Had a sleepless night. Cause my car would not lock. I woke up 3-4 times just to check if my car was still standing. To add fuel to the fire, googled about tata safari theft and found that both sa#ari & scorpio are toppers in the list of vehicles which are stolen. My Tata safari has engine immobilizer, gear lock and the now broken central lock. But i read cases where a tata safari with gps also was stolen.
Next morning i went to a nearby service center of tata safari and told him the complete tale. People were awed. But they told me a different tale. That of replacing the complete lock set. And get a new set of keys. I was like “i wud almost never use the key to open the door. Why spend almost 7000 to replace it? I am ok with the key not working as long as the central locking works.”.
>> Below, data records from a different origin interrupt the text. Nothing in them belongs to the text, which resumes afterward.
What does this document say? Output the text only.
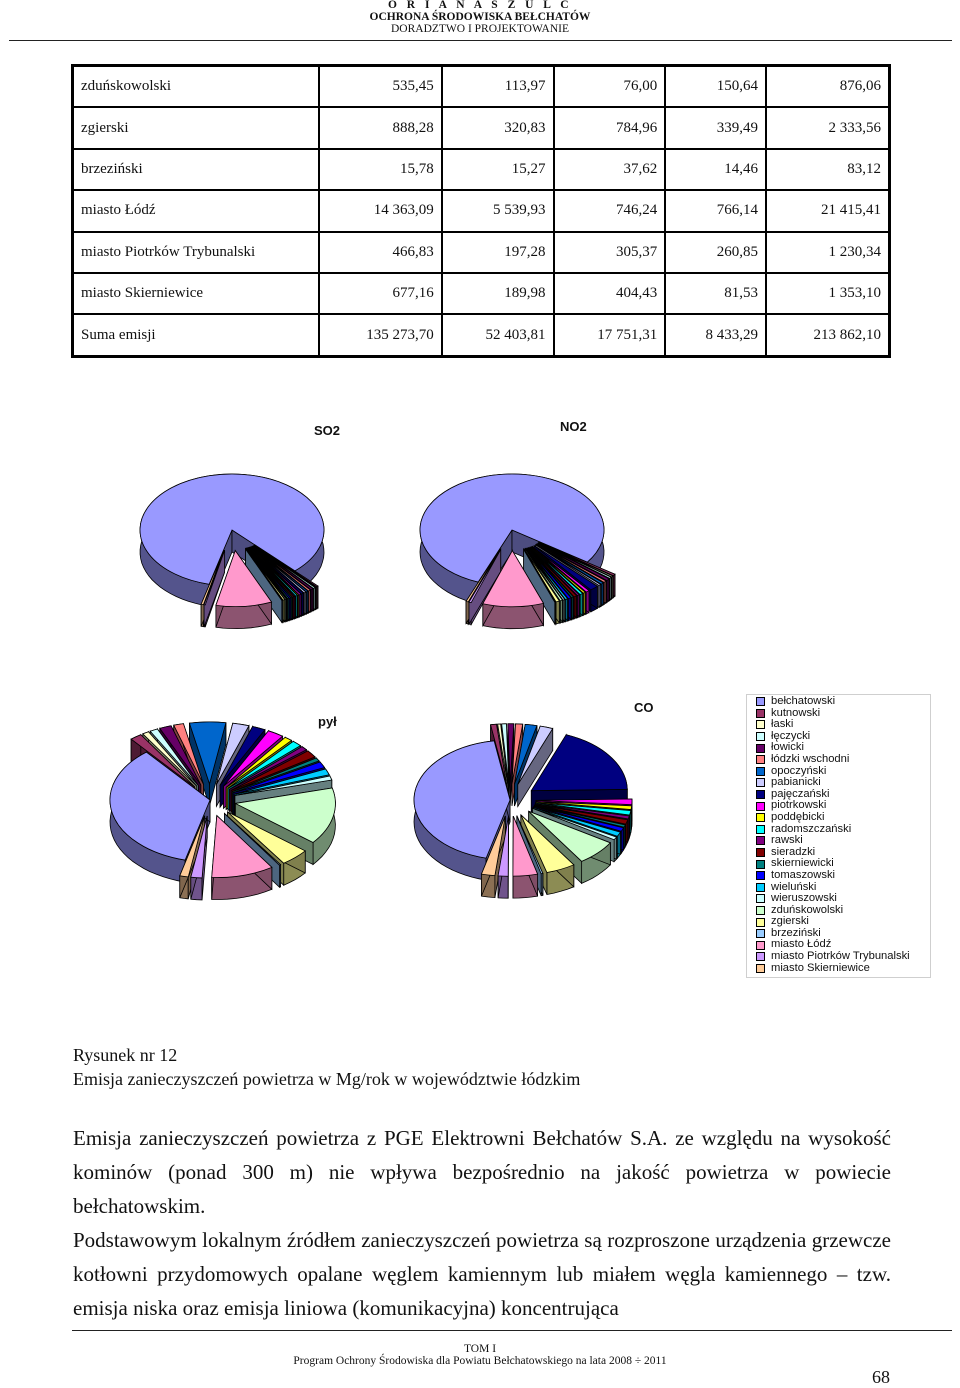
O R I A N A S Z U L C
OCHRONA ŚRODOWISKA BEŁCHATÓW
DORADZTWO I PROJEKTOWANIE
zduńskowolski	535,45	113,97	76,00	150,64	876,06
zgierski	888,28	320,83	784,96	339,49	2 333,56
brzeziński	15,78	15,27	37,62	14,46	83,12
miasto Łódź	14 363,09	5 539,93	746,24	766,14	21 415,41
miasto Piotrków Trybunalski	466,83	197,28	305,37	260,85	1 230,34
miasto Skierniewice	677,16	189,98	404,43	81,53	1 353,10
Suma emisji	135 273,70	52 403,81	17 751,31	8 433,29	213 862,10
SO2	NO2
pył
CO	bełchatowski
kutnowski
łaski
łęczycki
łowicki
łódzki wschodni
opoczyński
pabianicki
pajęczański
piotrkowski
poddębicki
radomszczański
rawski
sieradzki
skierniewicki
tomaszowski
wieluński
wieruszowski
zduńskowolski
zgierski
brzeziński
miasto Łódź
miasto Piotrków Trybunalski
miasto Skierniewice
Rysunek nr 12
Emisja zanieczyszczeń powietrza w Mg/rok w województwie łódzkim

Emisja zanieczyszczeń powietrza z PGE Elektrowni Bełchatów S.A. ze względu na wysokość kominów (ponad 300 m) nie wpływa bezpośrednio na jakość powietrza w powiecie bełchatowskim.

Podstawowym lokalnym źródłem zanieczyszczeń powietrza są rozproszone urządzenia grzewcze kotłowni przydomowych opalane węglem kamiennym lub miałem węgla kamiennego – tzw. emisja niska oraz emisja liniowa (komunikacyjna) koncentrująca

TOM I
Program Ochrony Środowiska dla Powiatu Bełchatowskiego na lata 2008 ÷ 2011
68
The driver side door look was examined. It was assumed that the thief tried inserting some sort of screw-driver to attempt to open the lock. As a result the key channel was damaged and the key would not go into the lock. The lock was in a tilted position due to which the central locking was open and “not movable”. My simple idea was to bring the lock to its original vertical position so that the central locking becomes possible. But sad to say the TASS guys were not willing to comply.
I took it to another TASS and then to a local mechanic. Made both of them understand that it was a simple matter of “bringing the lock back to its vertical position”. Everyone was of the opinion of a complete new lock set.
Even i was convinced that spending 7k was the only option. But as a last try approached another local mechanic and explained him the complete story. This guy said that he will try but cannot promise anything. He opened up the door from inside and took a look at the lock. And turned it anti-clockwise to make it vertical. And bingo my central locking was back in place. He took rs.200 but i was ok with it. He has saved a lot.
If i had gone by the book it would have cost me much more to put a solution in place which i would not be using much.